I typically let pieces breathe for a time before attempting major revision. That’s been a struggle in two graduate writing programs—there are deadlines! But, my natural process usually results in letting a piece sit, making light revision and bringing a piece to several of my writer friends to discuss my new ideas. I then return to the piece with more focus. At this point in the process, I find that I’m willing to make drastic, courageous changes. Deleting scenes, changing sequencing, playing with point of view, even cutting characters or creating new ones. If I attempt this too soon with a piece, though, I find that I don’t have the same confidence and the revisions aren’t big enough to feel satisfied with the final product.

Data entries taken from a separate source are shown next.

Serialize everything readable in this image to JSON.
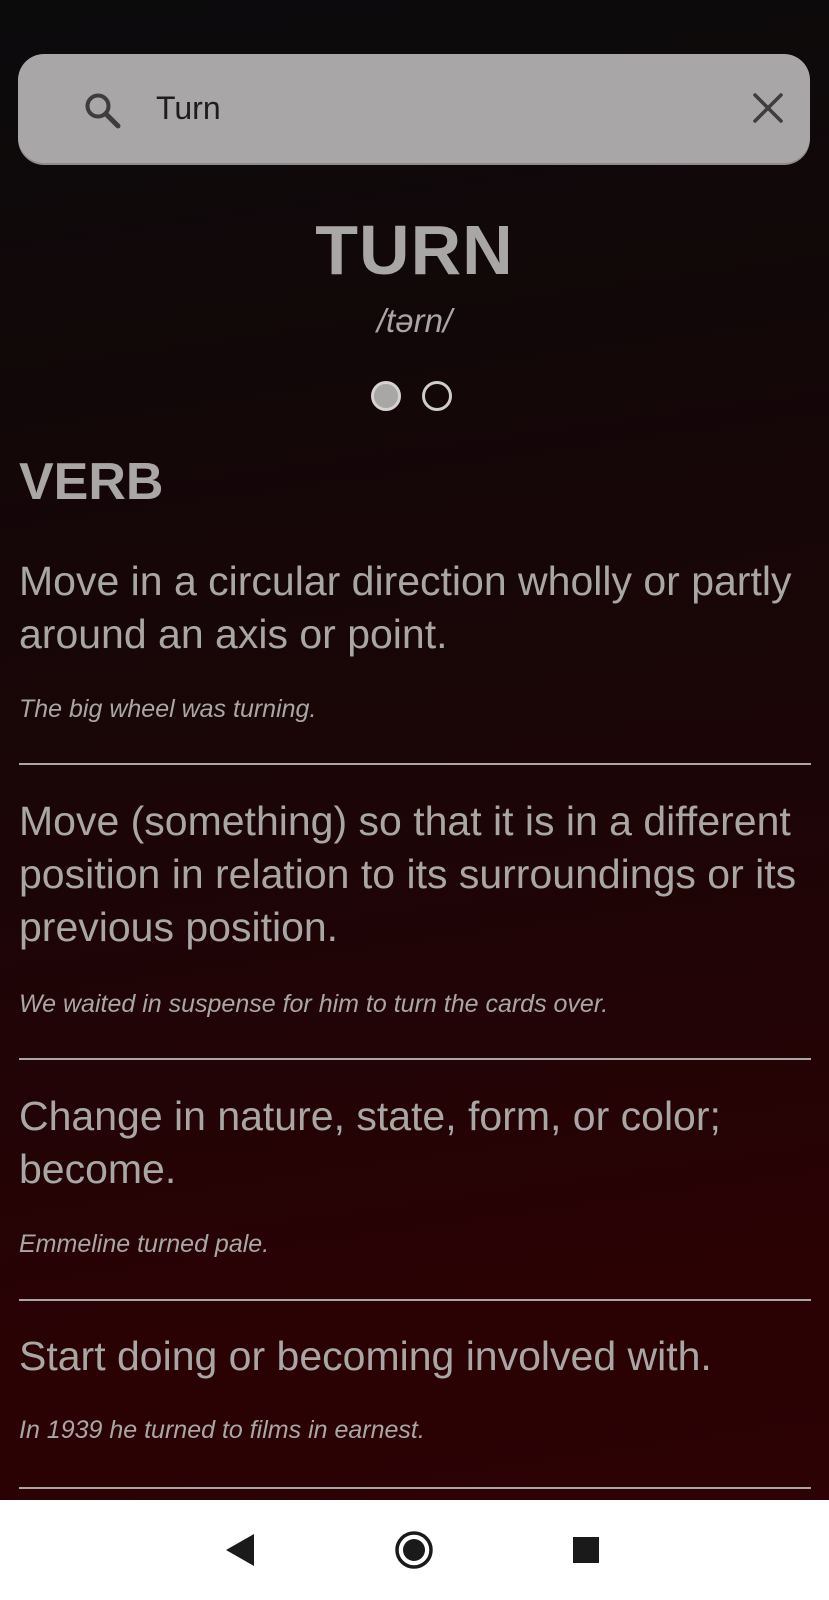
{
  "search": {
    "query": "Turn",
    "search_icon": "search-icon",
    "clear_icon": "close-icon"
  },
  "entry": {
    "headword": "TURN",
    "phonetic": "/tərn/",
    "pages": {
      "count": 2,
      "active": 1
    },
    "part_of_speech": "VERB",
    "senses": [
      {
        "definition": "Move in a circular direction wholly or partly around an axis or point.",
        "example": "The big wheel was turning."
      },
      {
        "definition": "Move (something) so that it is in a different position in relation to its surroundings or its previous position.",
        "example": "We waited in suspense for him to turn the cards over."
      },
      {
        "definition": "Change in nature, state, form, or color; become.",
        "example": "Emmeline turned pale."
      },
      {
        "definition": "Start doing or becoming involved with.",
        "example": "In 1939 he turned to films in earnest."
      }
    ]
  },
  "navbar": {
    "back_icon": "back-icon",
    "home_icon": "home-icon",
    "recents_icon": "recents-icon"
  },
  "colors": {
    "text": "#a9a6a6",
    "search_bg": "#a8a6a6",
    "background_top": "#0b0b0c",
    "background_bottom": "#2c0205",
    "navbar_bg": "#ffffff",
    "nav_icons": "#1a1a1a"
  }
}
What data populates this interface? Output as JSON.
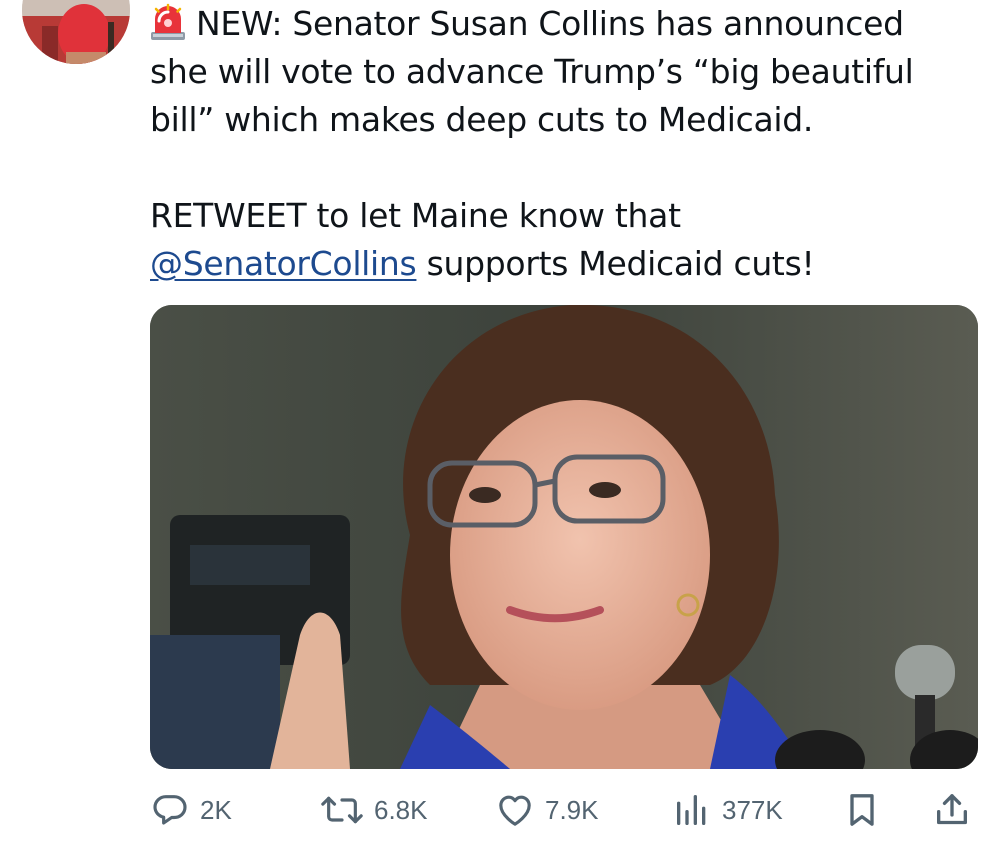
{
  "tweet": {
    "line1_prefix": "NEW: Senator Susan Collins has announced",
    "line2": "she will vote to advance Trump’s “big beautiful",
    "line3": "bill” which makes deep cuts to Medicaid.",
    "line4": "RETWEET to let Maine know that",
    "mention": "@SenatorCollins",
    "line5_suffix": " supports Medicaid cuts!",
    "siren_icon": "rotating-light-emoji"
  },
  "actions": {
    "replies": "2K",
    "reposts": "6.8K",
    "likes": "7.9K",
    "views": "377K"
  },
  "colors": {
    "text": "#0f1419",
    "action_gray": "#536471",
    "mention": "#1d4a8f"
  }
}
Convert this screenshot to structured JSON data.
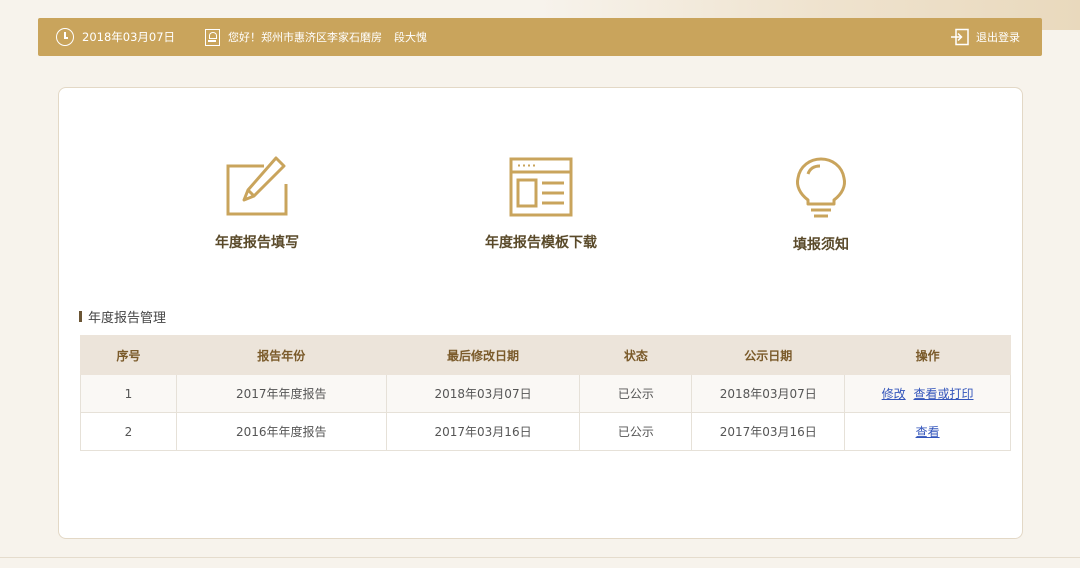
{
  "topbar": {
    "date": "2018年03月07日",
    "greeting": "您好！郑州市惠济区李家石磨房",
    "username": "段大愧",
    "logout_label": "退出登录"
  },
  "features": [
    {
      "label": "年度报告填写",
      "icon": "edit-icon"
    },
    {
      "label": "年度报告模板下载",
      "icon": "template-icon"
    },
    {
      "label": "填报须知",
      "icon": "lightbulb-icon"
    }
  ],
  "section": {
    "title": "年度报告管理"
  },
  "table": {
    "headers": [
      "序号",
      "报告年份",
      "最后修改日期",
      "状态",
      "公示日期",
      "操作"
    ],
    "rows": [
      {
        "index": "1",
        "year": "2017年年度报告",
        "modified": "2018年03月07日",
        "status": "已公示",
        "published": "2018年03月07日",
        "actions": [
          "修改",
          "查看或打印"
        ]
      },
      {
        "index": "2",
        "year": "2016年年度报告",
        "modified": "2017年03月16日",
        "status": "已公示",
        "published": "2017年03月16日",
        "actions": [
          "查看"
        ]
      }
    ]
  },
  "colors": {
    "accent": "#c9a45c",
    "header_bg": "#ece4da",
    "link": "#3355bb"
  }
}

That’s it for my place in this national blog hop. I’m thrilled to announce the next three talented writers:
Molly Gaudry In 2011, Molly Gaudry was shortlisted for the PEN/Joyce Osterweil Award for Poetry, and her verse novel, We Take Me Apart, was named 2nd finalist for the Asian American Literary Award for Poetry. In 2012, YesYes Books released the 3-author volume Frequencies, which includes her short fiction collection “Lost July.” In 2014, The Cupboard released “Wild Thing,” a collection of essays and poems about recovery after brain injury, and Ampersand Books reprinted We Take Me Apart in anticipation of the release of its sequel Desire: A Haunting and its prequel Remember Us. Molly is a core faculty member of the Yale Writers’ Conference and is the Creative Director at The Lit Pub.
Wendy Besel Hahn Wendy Besel Hahn has an MFA in Creative Writing from GMU. Her nonfiction has appeared in Front Porch Journal, Chaffey Review, and The Journal of the Virginia Writing Project. She recently read an original essay for Listen to Your Mother DC 2014. She is currently seeking a literary agent to represent her memoir manuscript Outside the Temple Doors.
Shenan Prestwich Shenan Prestwich is a Washington, DC-area poet, cognitive researcher, over-confident dancer, and general hobby collector whose literary work has been seen in a diverse spread of publications both online and in print. She is a graduate of the Johns Hopkins University MA in Writing program. Shenan serves as co-editor for the literary prompt site Prompt & Circumstance and its corresponding journal, and as Assistant Poetry Editor for Outside In Literary and Travel Magazine. Her first book, “In The Wake,” is forthcoming from White Violet Press in September 2014.